A verdict and judgment for defendant in this case were affirmed by the Supreme Court and, while the decision in this case did not hinge on this point, for here plaintiff acknowledged that he had actually seen the car approaching 150 feet away, yet the Supreme Court found that the charge was not error. The court said (p. 229) :

“Appellant urges that the trial judge erred in referring to the evidence of Risky and Craig, in respect to the giving of signals by the approaching car as negative testimony. That the testimony of these two witnesses, to the effect that they did not hear any signal given or bell rung was negative testimony, and that it was not error to so refer to it, is clear.” The witnesses referred to had testified that they heard no signal given by the approaching car, and one of them testified that if the motorman had rung the bell he would have heard it as he was close to the car when it passed, and also said that he was “always listening for the motorman to give warning”.

We are not concerned here with the application of the general principle referred to in some of the cases above cited, that where negative testimony is contradicted by positive testimony the negative testimony amounts to nothing more than a mere scintilla and cannot carry the case to the jury. This principle is sometimes difficult to apply to a given state of facts. Therefore, in this case the matter was permitted to go to the jury and the jury found for defendant.

Even if plaintiff’s testimony was not negative in the sense that, in the face of positive testimony on the part of defendant, it would amount to a mere scintilla not *658sufficient to carry her case to the jury, yet it was testimony of a negative character as it asserted the nonexistence of a disputed fact. As such it became the duty of the trial judge to explain to the jury the difference between such testimony and positive testimony affirming the existence of a fact, and to point out to the jury that the two classes of testimony have different weight. Had he not done so, and had the jury returned a verdict for plaintiff, defendant would have been entitled to a new trial: Hess v.

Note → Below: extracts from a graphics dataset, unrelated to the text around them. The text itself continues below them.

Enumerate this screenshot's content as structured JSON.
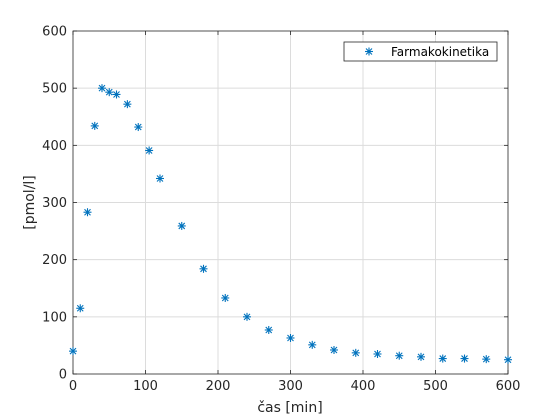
{
  "chart_data": {
    "type": "scatter",
    "title": "",
    "xlabel": "čas [min]",
    "ylabel": "[pmol/l]",
    "xlim": [
      0,
      600
    ],
    "ylim": [
      0,
      600
    ],
    "xticks": [
      "0",
      "100",
      "200",
      "300",
      "400",
      "500",
      "600"
    ],
    "yticks": [
      "0",
      "100",
      "200",
      "300",
      "400",
      "500",
      "600"
    ],
    "grid": true,
    "legend_position": "top-right",
    "marker": "asterisk",
    "series": [
      {
        "name": "Farmakokinetika",
        "color": "#0072BD",
        "points": [
          [
            0,
            40
          ],
          [
            10,
            115
          ],
          [
            20,
            283
          ],
          [
            30,
            434
          ],
          [
            40,
            500
          ],
          [
            50,
            493
          ],
          [
            60,
            489
          ],
          [
            75,
            472
          ],
          [
            90,
            432
          ],
          [
            105,
            391
          ],
          [
            120,
            342
          ],
          [
            150,
            259
          ],
          [
            180,
            184
          ],
          [
            210,
            133
          ],
          [
            240,
            100
          ],
          [
            270,
            77
          ],
          [
            300,
            63
          ],
          [
            330,
            51
          ],
          [
            360,
            42
          ],
          [
            390,
            37
          ],
          [
            420,
            35
          ],
          [
            450,
            32
          ],
          [
            480,
            30
          ],
          [
            510,
            27
          ],
          [
            540,
            27
          ],
          [
            570,
            26
          ],
          [
            600,
            25
          ]
        ]
      }
    ]
  }
}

Williamsport & North Branch R. R. Co., supra.

In other words, there are two kinds of negative testimony: (1) Negative testimony given by a witness not in a good position to observe or who was not paying attention to the event which it is alleged did not occur; (2) negative testimony given by a witness in a good position to observe and who was paying close attention to the event, the nonoccurrence of which is averred. The first type is of such doubtful probative value that it is regarded as a mere scintilla and cannot of itself carry plaintiff’s case to the jury. The second type, though negative in that it affirms the nonexistence of an event, has sometimes been called' positive to distinguish it from the type of negative testimony which will not carry a case to the jury. Testimony of the latter type is of itself sufficient to make out a prima facie case which must be passed on by the jury, although the jury’s attention should be called to the fact that since it affirms the nonexistence of an event that event may have occurred even, though the witness be entirely truthful.

Plaintiff also advances the usual reasons, that the verdict was against the law, the evidence, and the weight of the evidence, but after reviewing the testimony we feel that the evidence was overwhelmingly in favor of defendant, both as to defendant’s lack of negligence and as to plaintiff’s contributory negligence.

■ Defendant believes that the verdict of the jury amounted to a finding that plaintiff was guilty of con-*659tributary negligence. We cannot agree with defendant’s contention in this regard, but under the view wé have taken of- plaintiff’s motion for a new trial that matter need not be discussed. We, therefore, enter the following

Decree

And now, August 22, 1944, after argument and upon due consideration, plaintiff’s motion for a new trial is hereby dismissed, and the prothonotary is directed to enter judgment upon the verdict upon payment of the jury fee.